Carmichael, M. P. Danckwerts
University of the Witwatersrand, Department of Pharmacy and Pharmacology & Department of Ophthalmology, South Africa
Disease due to cytomegalovirus (CMV) is among the most common opportunistic infections in patients with the acquired immune deficiency syndrome (AIDS). The virus can give rise to multiple organ disease and may cause infections, retinitis (a serious sight-threatening infection) being one such example which accounts for 75-85% of CMV infections in patients. If left untreated the disease inevitably results in blindness.

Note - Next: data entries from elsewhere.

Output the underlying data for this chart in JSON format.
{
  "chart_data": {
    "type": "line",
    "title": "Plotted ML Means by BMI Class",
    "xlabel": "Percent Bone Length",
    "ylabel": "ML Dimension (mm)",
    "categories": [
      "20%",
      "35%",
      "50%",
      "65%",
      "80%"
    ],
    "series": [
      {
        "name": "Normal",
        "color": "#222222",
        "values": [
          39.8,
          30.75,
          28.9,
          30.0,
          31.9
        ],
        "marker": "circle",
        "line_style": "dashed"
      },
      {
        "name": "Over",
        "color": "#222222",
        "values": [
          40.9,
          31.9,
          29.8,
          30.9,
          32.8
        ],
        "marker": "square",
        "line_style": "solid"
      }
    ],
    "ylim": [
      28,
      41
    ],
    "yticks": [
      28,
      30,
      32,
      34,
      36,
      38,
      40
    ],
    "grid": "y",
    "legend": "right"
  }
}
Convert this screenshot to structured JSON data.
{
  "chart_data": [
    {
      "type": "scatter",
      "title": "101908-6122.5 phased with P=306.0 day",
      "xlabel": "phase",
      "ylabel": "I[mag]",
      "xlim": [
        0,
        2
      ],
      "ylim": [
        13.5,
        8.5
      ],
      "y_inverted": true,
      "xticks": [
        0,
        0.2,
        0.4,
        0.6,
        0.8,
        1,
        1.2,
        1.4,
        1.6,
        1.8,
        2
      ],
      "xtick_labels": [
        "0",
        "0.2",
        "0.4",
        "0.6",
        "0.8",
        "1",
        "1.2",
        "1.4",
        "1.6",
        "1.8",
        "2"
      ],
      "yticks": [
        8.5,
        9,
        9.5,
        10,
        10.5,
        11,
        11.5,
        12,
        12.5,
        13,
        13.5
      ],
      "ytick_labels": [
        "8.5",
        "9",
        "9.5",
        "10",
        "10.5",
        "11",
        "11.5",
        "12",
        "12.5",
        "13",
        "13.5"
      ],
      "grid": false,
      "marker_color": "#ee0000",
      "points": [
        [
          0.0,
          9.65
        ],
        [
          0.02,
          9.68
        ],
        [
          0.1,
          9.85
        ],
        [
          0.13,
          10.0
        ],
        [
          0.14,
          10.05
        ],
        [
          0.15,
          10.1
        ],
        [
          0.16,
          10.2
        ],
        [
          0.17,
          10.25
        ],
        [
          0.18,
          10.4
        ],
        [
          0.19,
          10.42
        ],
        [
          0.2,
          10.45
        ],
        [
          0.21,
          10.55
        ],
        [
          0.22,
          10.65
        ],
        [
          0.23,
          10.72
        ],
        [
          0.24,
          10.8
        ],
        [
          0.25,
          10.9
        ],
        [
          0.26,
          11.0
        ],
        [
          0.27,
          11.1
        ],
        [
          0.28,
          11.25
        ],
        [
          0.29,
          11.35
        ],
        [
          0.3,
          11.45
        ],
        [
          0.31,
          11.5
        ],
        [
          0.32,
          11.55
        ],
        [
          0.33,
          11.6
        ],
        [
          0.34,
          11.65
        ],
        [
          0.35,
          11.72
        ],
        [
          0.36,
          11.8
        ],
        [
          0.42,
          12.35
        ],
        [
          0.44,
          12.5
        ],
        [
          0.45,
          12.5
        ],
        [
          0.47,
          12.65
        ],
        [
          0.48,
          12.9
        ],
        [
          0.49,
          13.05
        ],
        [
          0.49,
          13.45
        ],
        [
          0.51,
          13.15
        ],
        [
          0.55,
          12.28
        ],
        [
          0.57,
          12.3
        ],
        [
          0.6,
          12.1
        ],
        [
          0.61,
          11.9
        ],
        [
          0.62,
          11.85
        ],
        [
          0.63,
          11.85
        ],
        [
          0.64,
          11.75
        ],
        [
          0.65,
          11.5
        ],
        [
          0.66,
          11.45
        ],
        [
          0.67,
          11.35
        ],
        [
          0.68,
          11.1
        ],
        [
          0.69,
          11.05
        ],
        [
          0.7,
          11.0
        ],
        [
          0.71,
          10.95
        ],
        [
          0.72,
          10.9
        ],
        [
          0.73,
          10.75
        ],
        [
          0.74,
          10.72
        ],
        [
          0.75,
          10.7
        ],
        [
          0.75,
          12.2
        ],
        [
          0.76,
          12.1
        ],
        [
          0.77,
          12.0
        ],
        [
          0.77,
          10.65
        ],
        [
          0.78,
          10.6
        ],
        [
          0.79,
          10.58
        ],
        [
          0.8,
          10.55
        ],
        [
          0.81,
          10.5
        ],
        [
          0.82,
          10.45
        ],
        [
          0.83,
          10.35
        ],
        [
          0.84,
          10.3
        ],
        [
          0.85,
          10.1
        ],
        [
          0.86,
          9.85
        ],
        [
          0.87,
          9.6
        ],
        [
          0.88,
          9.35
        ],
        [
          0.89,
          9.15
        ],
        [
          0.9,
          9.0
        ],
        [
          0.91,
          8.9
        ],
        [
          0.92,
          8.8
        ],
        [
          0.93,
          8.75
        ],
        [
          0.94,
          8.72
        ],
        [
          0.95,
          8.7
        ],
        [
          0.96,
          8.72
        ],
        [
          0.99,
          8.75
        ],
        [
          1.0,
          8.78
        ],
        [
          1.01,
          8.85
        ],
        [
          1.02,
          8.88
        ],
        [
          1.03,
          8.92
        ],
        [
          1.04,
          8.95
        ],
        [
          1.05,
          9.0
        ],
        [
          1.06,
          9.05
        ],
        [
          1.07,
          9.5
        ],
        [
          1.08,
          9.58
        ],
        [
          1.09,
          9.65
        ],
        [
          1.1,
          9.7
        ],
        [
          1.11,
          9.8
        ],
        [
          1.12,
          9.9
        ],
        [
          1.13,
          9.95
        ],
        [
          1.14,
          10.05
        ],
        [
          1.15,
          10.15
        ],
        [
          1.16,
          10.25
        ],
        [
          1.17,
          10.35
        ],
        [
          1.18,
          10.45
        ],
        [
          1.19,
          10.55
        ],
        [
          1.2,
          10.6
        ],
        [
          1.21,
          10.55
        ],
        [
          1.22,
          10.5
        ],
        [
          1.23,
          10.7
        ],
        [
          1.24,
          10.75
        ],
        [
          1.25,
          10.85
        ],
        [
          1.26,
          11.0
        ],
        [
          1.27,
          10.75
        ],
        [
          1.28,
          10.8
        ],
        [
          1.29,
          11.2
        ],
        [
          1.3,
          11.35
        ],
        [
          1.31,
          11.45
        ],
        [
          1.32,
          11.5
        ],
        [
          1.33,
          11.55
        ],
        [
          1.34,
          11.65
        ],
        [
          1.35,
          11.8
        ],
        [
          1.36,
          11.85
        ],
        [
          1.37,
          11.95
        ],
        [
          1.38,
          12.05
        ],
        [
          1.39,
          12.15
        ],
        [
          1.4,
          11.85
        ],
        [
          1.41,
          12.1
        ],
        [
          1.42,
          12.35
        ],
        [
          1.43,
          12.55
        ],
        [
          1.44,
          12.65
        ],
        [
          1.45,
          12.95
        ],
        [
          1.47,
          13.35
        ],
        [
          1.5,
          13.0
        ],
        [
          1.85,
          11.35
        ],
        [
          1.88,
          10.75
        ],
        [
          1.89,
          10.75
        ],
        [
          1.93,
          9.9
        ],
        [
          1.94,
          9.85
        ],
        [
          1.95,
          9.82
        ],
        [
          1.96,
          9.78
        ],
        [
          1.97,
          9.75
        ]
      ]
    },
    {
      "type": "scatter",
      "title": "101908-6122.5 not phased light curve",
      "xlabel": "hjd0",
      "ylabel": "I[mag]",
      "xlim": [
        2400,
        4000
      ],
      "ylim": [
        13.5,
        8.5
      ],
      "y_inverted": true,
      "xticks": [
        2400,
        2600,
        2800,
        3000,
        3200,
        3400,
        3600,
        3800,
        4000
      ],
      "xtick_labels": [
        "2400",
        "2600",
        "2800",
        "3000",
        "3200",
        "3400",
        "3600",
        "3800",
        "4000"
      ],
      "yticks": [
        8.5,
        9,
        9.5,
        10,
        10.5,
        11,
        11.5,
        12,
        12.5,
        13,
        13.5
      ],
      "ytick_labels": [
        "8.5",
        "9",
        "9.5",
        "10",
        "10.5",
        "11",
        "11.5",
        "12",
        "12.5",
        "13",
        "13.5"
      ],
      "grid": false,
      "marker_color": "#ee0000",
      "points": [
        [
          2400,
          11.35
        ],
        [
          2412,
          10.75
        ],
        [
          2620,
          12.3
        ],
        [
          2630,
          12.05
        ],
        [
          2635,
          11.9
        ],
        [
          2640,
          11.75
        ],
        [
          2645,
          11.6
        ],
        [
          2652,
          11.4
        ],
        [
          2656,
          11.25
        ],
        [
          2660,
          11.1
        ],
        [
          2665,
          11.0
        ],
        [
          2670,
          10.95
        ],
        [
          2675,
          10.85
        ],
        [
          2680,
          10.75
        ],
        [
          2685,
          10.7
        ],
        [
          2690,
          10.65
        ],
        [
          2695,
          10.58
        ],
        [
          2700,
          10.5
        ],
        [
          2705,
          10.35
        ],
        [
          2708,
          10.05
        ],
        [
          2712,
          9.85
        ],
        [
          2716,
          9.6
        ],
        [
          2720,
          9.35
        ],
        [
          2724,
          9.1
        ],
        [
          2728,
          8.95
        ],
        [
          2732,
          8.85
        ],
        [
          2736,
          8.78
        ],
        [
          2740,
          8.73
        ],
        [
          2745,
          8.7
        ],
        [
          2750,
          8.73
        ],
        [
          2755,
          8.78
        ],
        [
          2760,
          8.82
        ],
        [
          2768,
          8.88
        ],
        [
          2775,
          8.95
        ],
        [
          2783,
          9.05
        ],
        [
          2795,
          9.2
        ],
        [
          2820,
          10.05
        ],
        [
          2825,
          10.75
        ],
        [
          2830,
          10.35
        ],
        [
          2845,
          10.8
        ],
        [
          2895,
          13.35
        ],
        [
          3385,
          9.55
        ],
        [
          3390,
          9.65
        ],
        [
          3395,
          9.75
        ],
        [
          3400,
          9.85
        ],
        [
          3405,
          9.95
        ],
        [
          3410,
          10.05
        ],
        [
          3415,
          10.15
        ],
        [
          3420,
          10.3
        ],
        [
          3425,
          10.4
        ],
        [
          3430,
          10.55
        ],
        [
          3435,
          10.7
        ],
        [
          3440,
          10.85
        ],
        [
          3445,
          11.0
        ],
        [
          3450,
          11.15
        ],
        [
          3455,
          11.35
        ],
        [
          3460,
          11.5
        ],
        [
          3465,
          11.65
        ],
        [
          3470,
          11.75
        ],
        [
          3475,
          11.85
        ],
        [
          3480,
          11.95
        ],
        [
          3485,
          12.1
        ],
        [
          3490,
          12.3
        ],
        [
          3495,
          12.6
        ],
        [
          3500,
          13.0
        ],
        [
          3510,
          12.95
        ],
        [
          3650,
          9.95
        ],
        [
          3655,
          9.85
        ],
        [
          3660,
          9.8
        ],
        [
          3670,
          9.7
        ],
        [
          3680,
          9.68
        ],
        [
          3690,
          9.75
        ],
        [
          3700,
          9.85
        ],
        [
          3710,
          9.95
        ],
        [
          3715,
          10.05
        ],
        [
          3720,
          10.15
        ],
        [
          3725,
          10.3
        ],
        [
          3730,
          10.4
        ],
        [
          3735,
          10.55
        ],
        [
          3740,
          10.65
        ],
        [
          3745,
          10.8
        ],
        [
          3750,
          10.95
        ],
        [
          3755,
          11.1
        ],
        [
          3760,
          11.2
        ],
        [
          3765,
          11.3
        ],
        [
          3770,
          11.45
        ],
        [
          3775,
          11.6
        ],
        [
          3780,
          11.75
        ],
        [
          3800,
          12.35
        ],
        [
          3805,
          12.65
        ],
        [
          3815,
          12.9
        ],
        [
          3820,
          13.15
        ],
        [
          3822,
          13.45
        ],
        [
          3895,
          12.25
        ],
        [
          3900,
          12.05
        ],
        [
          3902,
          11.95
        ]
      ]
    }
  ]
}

Intravitreal therapy is the preferable route of dosage adminstration due to its provision of higher intraocular drug concentrations but still remains a highly invasive method. Among the most promising developments are intraocular implants/devices designed to deliver drugs with precision directly to the required areas offering several advantages to alternative therapies. However such devices are extremely complicated to manufacture, are prohibitively expensive and (as they are not biodegrable) at the point of removal may increase the risk of wound leaking.
The objective was therefore to develop a small implantable doughnut-shaped minitablet and explore the physicochemical characteristics of this novel drug delivery system using poly(lactic-co-glycolic) acid polymer combinations in order to solve the problem of the implant not being biodegradable. This bioerodible system would then not require removal once it has release its entire drug load and would be inexpensive and easy to manufacture as it is based on a tableting press fabrication.
The micromeritic properties, flowability and compressibility of the materials were investigated and evaluated for their suitability in fabricating the device. Textural analysis was emplyed to characterise the compressibility of the polymers used in fabricating the device. A TA.XTPlus Texture Analyser was fitted with a 3.125mm diameter ball probe and used to perform a indentation test. The indentation hardness was represented by a conversion to the Brinell Hardness Number where:
BHN = 2F/(pi D(D2 - d2)^1/2)
where F is the force generated from indentation, D the diameter of the ball probe and d the indentation depth (0.25mm).
TA.XTPlus provides valuable results
PLGA can be regarded as suitably compressible for designing implantable devices such as the doughnut-shaped mini tablet using relatively compression forces which aid in trouble-free manufacturing with regard to wear on major tableting equipment such as punches and dies. The compact structure of the device was retained even after 24 weeks indicating that it is suitable as a biodegradable drug delivery system. By careful selection of the type and concentration of polymer employed in formulating the device it was possible to produce a device that could release drug for any period up to 12 months which may be suitable for the treatment of CMV-R.